A U.S. court has authorized Nigerian businessman Louis Emovbira Williams to withdraw $21 million from Nigeria’s bank account with JP Morgan. This ruling comes after a long legal battle stemming from a food importation deal that went wrong in 1986, resulting in significant financial losses for Williams.

U.S. District Judge Liman Lewis rejected Nigeria’s request to dismiss Williams’ complaint in August. The businessman claimed he was defrauded of $6.5 million by the Nigerian government and was later tortured by the State Security Service (SSS) when he attempted to recover his funds. After being imprisoned for three years on charges of “economic sabotage,” he received a presidential pardon in 1993 from then-military leader Ibrahim Babangida.
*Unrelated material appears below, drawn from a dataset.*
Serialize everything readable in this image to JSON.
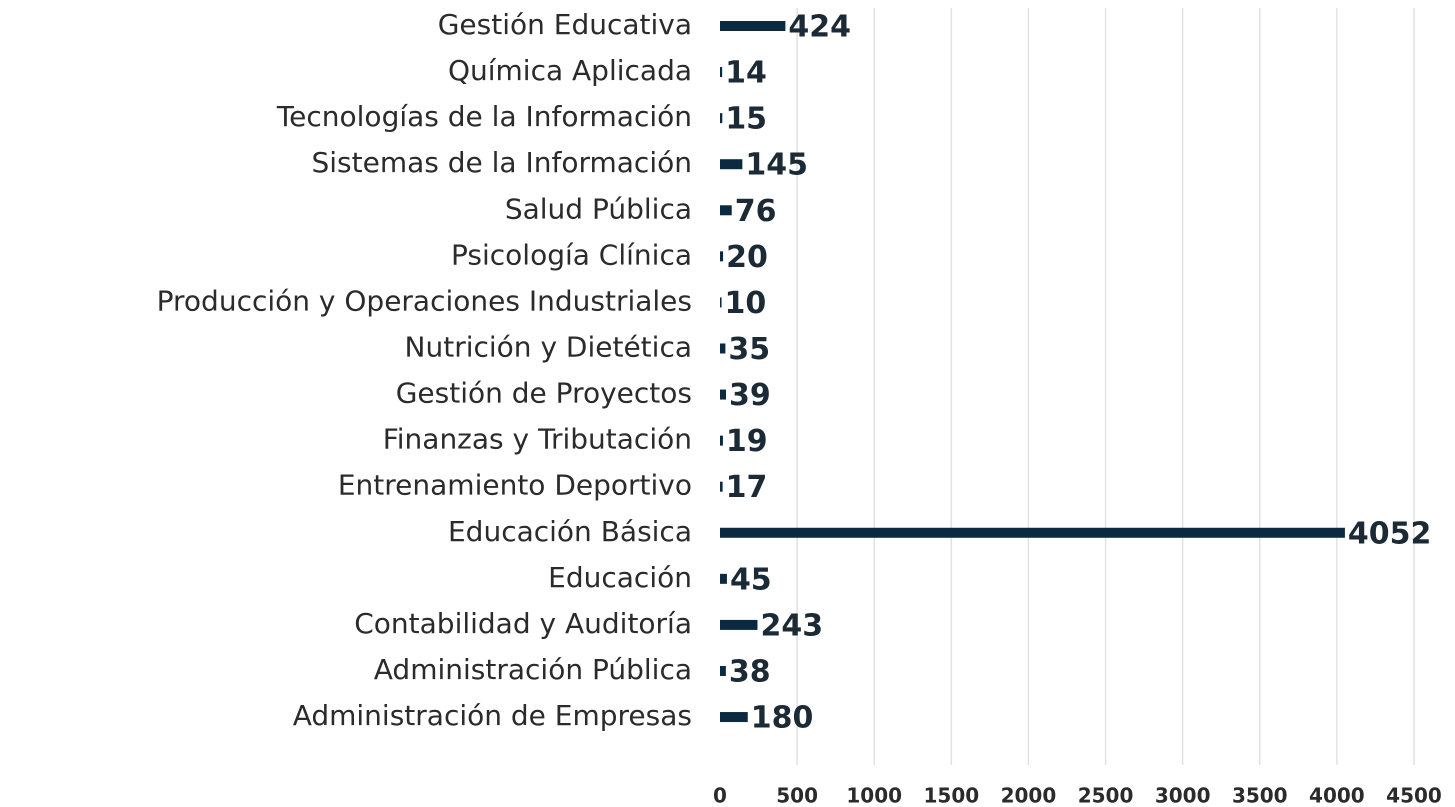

Despite a guarantee from the Nigerian government to pay him approximately $6.5 million plus interest, the funds were never disbursed. This led Williams to seek legal recourse, resulting in a UK court ordering Nigeria to compensate him. In 2018, a UK judge allowed the seizure of $21.2 million from Nigeria’s account with JP Morgan.

Williams argued for his right to the funds before the Supreme Court of New York in his recent court proceedings. However, the Central Bank of Nigeria (CBN) sought to move the case to a lower court, claiming sovereign immunity, which protects a state from being sued in foreign courts.

Judge Liman dismissed Nigeria’s sovereignty argument, stating that the country had waived its immunity when it issued the Fidelity Guarantee to Williams in 1993. This guarantee indicated that the Nigerian government could not invoke sovereign immunity against Williams to avoid paying the owed amount.

“Both the Nigerian State and CBN must be deemed to have waived any immunity from levying execution on the amount kept in the name of CBN or the State of Nigeria,” he stated in his ruling. He emphasized that the guarantee allowed Williams to pursue his claims in any court, thus affirming his entitlement to the seized funds.

Despite this setback, the Nigerian government plans to appeal the ruling in the Second Circuit Court of Appeals in New York. This comes after Nigeria lost a similar case in the U.S. Court of Appeals for the District of Columbia, where the court permitted Chinese investors to seize Nigerian assets due to a failed trade agreement.

Williams has expressed that the recovered funds would be used to improve children’s health and education in Nigeria. His case highlights ongoing concerns about Nigeria’s international reputation, as multiple courts in countries like France, the UK, and Canada have also ruled in favour of confiscating Nigerian assets abroad.

As this legal battle continues, it raises questions about the Nigerian government’s handling of international business disputes and its obligations to foreign investors. The outcome of the appeal could set significant precedents for future cases involving sovereign immunity and financial accountability in Nigeria.